かつては毎年のように出題形式が変わっていたが、2008年度以降、文法・語法問題が大問2題か3題。長文がそれぞれ2題という出題が続いている。文法・語法問題は、他大学には見られない特徴的な出題である。毎年形式が変わるので、どのような問題が出題されるか予想は困難だが、これまで国際会議などでよく使われる挨拶やディスカッションの定型表現を完成させる設問、数式や数学の記号を英語で説明させる設問などが出題されてきた。医者や研究者が実際に英語を使う場面で知っておく必要のある知識を問うており、関西医科大学英語の出題意図と狙いは明白である。医者として必要な実践的な英語力を問うている。大問III、大問IVの長文問題は年々長文化の傾向にあるが、2018年度はさらに長い文となった。

2019年度入試対策・学習アドバイス

英文法対策

空所補充や語整序などの定型的な文法問題は減少の傾向にあり、2016年度は出題されていない。

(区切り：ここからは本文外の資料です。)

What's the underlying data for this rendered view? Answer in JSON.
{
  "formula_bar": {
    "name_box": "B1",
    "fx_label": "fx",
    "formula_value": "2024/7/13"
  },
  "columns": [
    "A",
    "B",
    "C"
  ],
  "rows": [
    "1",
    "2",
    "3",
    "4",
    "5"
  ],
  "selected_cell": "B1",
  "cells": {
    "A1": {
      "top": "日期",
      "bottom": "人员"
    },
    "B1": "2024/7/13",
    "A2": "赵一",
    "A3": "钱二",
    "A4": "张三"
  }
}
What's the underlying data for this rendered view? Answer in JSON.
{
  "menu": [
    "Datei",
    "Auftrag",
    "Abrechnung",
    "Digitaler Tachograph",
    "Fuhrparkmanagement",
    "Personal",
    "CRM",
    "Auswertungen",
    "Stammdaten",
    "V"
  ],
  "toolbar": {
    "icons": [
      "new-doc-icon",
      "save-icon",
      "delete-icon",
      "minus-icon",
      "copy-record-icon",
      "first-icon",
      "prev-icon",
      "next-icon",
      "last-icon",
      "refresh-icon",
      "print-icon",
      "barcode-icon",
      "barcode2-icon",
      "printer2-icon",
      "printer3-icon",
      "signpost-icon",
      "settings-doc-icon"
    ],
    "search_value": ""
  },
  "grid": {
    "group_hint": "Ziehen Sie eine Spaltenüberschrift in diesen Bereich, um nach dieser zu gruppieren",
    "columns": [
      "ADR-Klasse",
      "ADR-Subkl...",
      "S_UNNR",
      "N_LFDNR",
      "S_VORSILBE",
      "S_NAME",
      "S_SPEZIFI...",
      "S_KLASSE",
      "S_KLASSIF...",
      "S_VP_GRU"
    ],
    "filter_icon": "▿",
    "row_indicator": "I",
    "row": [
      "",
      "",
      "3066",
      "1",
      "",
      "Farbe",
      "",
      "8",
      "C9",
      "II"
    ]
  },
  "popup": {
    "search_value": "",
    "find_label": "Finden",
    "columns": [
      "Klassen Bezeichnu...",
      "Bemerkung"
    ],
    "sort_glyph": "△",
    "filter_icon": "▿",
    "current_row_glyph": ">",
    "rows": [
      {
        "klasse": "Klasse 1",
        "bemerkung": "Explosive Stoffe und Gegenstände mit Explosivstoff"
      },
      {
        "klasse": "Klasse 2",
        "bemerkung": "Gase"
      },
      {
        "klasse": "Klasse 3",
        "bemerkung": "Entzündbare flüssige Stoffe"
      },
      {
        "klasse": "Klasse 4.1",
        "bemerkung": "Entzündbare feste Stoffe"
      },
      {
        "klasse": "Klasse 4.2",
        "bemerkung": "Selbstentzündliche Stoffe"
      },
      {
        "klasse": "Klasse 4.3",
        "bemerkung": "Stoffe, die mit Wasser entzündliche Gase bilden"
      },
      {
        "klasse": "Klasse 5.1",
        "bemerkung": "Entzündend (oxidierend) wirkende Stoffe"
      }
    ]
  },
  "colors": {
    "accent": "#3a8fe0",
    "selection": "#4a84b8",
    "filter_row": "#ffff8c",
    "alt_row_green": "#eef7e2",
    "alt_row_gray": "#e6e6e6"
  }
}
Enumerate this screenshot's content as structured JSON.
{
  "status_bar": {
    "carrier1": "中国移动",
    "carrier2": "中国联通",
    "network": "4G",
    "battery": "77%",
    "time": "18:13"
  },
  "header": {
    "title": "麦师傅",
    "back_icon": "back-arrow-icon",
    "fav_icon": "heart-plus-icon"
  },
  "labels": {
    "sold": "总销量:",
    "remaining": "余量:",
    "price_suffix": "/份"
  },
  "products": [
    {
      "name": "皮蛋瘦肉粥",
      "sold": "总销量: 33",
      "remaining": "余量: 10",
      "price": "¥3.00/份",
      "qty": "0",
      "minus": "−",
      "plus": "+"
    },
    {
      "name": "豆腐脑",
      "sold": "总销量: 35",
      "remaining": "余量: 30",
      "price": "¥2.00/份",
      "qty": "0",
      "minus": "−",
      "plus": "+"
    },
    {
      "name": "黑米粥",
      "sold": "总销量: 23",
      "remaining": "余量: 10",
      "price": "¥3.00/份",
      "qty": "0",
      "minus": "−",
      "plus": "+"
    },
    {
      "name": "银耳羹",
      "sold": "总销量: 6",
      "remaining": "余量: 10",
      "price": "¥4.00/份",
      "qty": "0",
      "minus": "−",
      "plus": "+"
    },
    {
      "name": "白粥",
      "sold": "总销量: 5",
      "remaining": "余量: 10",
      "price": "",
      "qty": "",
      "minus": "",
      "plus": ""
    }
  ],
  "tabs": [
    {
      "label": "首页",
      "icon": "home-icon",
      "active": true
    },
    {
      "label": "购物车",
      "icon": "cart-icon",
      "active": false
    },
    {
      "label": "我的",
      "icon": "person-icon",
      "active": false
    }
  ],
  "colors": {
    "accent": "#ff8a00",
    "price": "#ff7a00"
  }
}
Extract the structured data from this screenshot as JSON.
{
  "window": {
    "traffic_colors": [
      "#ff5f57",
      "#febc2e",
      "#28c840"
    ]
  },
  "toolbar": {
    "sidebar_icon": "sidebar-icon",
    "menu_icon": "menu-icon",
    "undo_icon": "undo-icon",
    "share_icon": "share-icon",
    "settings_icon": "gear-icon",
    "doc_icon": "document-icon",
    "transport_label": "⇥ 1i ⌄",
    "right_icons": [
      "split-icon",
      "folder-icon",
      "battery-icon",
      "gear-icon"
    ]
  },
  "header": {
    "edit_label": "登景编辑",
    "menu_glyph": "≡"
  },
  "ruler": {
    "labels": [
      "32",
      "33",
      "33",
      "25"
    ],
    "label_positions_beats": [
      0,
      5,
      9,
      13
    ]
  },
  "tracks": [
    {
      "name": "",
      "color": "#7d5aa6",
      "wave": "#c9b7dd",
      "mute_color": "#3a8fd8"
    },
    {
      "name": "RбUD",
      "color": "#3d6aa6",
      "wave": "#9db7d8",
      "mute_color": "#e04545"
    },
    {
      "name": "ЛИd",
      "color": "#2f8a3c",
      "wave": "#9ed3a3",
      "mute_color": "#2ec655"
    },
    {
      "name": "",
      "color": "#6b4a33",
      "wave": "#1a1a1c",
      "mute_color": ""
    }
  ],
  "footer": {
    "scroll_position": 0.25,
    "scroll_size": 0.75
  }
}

いずれにせよ、関西医科大学の文法問題に対しては、4択問題中心の「文法問題集」を繰り返すことは有効な勉強法とはいえない。それよりも文中の副詞や形容詞の位置や修飾関係の把握など、むしろ長文のなかで英文の構造を解析しながら読んでいくことを徹底する方が有効な対策となるだろう。

長文対策

出題の英文は、従来の一般教養の英文から徐々に医療関係の英文に移行しつつある。80分という限られた時間で効率的に英文の内容を把握していく、いわゆる「速読」の力が要求されるが、ひたすら速く読もうとしても読めるものではない。対策としてはすでに内容を理解している英文を、パラグラフごとの展開を意識しながら、大きく読んでいこう。そのとき、つなぎ言葉(discourse marker)による論理の転換や流れに注意することが大切だ。予習や授業では見えなかった英文全体の「うねり」が見えてくるはずである。復習では、まず語や句の修飾関係や用法を意識してじっくり構文を把握し、単語の意味を確定する作業と、パラグラフごとの大きな情報の流れを把握するという作業を並行して進めること。つまり、「木を見る」ことと「森を見る」ことの両立ができるようになることが大切である。市販の問題集などを使うときは、難しすぎる問題集に手を出さないこと。関西医科大学の入学試験で求められているのは、難解な英文の読解ではなく、平均的なレベルの英文を短時間に読み、正確に文意をつかむことである。単語の水準は標準レベル。「市販の単語集を1冊しっかりと繰り返す」と、「英文で出てきた単語を知識として定着させる」の2つを続けることが大切だ。大問Iや大問IIの文法問題のなかにも単語の知識を問われているものは多い。訳語の丸暗記ではなく、できるだけ長文のなかで、前後のつながりも含めてフレーズの形で記憶しておきたい。

英文和訳対策

英文和訳が出題されることもあるが、出題のスタイルは他大学とはまったく異なり、単語1~7語までの短いフレーズやセンテンスの訳出が求められる。複雑な構文が把握できているかではなく、文脈のなかでの意味が把握できているかを問うている。自然な日本語での訳出を心がけたい。